I pulled myself to my feet. I went one way, then another, the blaze chasing me. Somehow I ended up in an area that had already been burned, the ground charred black. How I’d gotten there I had no idea. It was as if I’d been carried. I lay on the embers—my scalp, my back burning, blistering. I didn’t even have the strength to lift my head.
“God, please let me live,” I cried out in desperation. It was the first prayer I’d said in years. I knew I was too late to expect any favors from God. I only hoped he’d be there for Ande. “Let her know I love her,” I whispered.
Hot wind whipped dirt and ash against me. The fire would be right behind it, burning over me. I dug into my pocket and found a handkerchief; I put it over my nose and mouth. Closed my eyes tight. A peace came over me.
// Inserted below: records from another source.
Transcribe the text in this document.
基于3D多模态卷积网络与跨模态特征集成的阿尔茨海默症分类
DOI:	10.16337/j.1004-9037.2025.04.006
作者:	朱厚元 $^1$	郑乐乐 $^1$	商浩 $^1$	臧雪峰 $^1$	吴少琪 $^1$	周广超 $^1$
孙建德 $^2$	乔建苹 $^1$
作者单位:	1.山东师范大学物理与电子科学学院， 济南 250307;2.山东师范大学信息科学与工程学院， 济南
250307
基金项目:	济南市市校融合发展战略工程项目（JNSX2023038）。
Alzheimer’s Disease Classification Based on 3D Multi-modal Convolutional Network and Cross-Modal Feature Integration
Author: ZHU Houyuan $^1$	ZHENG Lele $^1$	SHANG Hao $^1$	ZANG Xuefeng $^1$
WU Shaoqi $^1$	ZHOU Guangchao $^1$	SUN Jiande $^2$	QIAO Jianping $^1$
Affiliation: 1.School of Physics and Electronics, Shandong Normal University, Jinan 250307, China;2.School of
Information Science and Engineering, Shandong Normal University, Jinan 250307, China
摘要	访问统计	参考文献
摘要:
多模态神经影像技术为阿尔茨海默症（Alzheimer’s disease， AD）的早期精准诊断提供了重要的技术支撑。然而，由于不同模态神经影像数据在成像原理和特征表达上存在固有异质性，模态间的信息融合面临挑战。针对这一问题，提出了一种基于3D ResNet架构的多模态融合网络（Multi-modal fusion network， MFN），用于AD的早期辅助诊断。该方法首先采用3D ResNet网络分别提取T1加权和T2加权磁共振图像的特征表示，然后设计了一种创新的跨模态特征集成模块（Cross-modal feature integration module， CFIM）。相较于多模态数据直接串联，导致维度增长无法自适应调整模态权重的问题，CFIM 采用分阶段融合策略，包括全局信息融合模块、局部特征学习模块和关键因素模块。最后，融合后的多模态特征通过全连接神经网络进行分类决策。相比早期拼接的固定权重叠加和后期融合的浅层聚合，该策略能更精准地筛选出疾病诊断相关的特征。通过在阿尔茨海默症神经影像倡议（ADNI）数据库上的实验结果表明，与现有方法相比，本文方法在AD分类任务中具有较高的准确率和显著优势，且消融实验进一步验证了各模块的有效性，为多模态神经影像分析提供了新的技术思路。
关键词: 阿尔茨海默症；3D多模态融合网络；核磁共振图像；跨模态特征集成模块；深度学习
I was ready to die. I just hoped I’d lose consciousness before the flames reached me.
A minute passed. Then two. I opened my eyes as much as I dared. The flames had burned a kind of firebreak into the ground just yards away from me. Now it was blowing away from me. A miracle.
I stood and started walking, no idea of the direction I was going. It looked like a war zone, blackened cedars littering the countryside. Was anybody searching for me? I hadn’t seen a single helicopter. In the distance I saw a windmill and a large, round stock tank on a concrete slab, a place where I could lie down, away from burning embers. It took every bit of strength I had left, but I got there just as darkness fell.
I dipped my handkerchief in the cool water I found, washing soot and ash off my face and wetting my lips. Water, even though it wasn’t the cleanest, had never tasted so good.
I collapsed onto the concrete. The air was still smoky. How much more could I breathe in before it killed me? Would I even live till morning? I wished I’d been able to tell Ande and my kids how much I loved them. In the distance, I watched as cedars burst like fireworks, the fire ravaging everything in its path. The flames had surrounded me—by any logic, the fire should have consumed me too. And yet, as if a shield protected me, I’d been spared its full fury.
I looked up. Helicopter lights zipped across the sky. But there was no second pass. No one had seen me. I stared up at the majestic starry heavens. The view went on forever, beyond what my eyes could possibly take in. The only thing I could compare it to were those drives back from my mom’s. That overwhelming sense of God’s presence. He’d been with me then. He’d shielded me from the flames today. He would be with me always. I didn’t have to do anything to earn his love. I thought of Ande’s prayers, the prayers of folks at church she had no doubt asked for. I felt their love too. There on the hard concrete, without another soul around, I felt watched over, a feeling I’d never known before.
“Thank you, Lord,” I prayed. “For never giving up on me. Thank you for Ande and the kids, for the life you’ve given me.” The words came freely, easily, as if I were talking to an old friend. I talked to him all night, about everything I could think of, making up for lost time.
At sunup, I started walking. Before long, I saw a pickup. Two men got out.
“Have you been out here all night?” one asked. “We were just going to work at the oil rig, but we’ll make sure you get help. You’re one lucky dude.”
“Do you have any water?” I was downing my third bottle when a silver SUV pulled up. My son, Jordan, and sons-in-law, Mark and Sean, and my good friend Don got out. “He’s alive!” they shouted. One of them held a phone to my ear. “Everything’s going to be okay,” Ande said. “I love you.”
The boys explained that Larry and Tony were safe. The horses had survived as well. A helicopter took me to the burn unit in Oklahoma City. As it lifted off, I took one last look at the charred landscape below. Total devastation. More than 280,000 acres would burn. But in the blackness I saw hope, the promise of a new day dawning, new growth.
I was alive because the fire had miraculously changed direction. And so had I.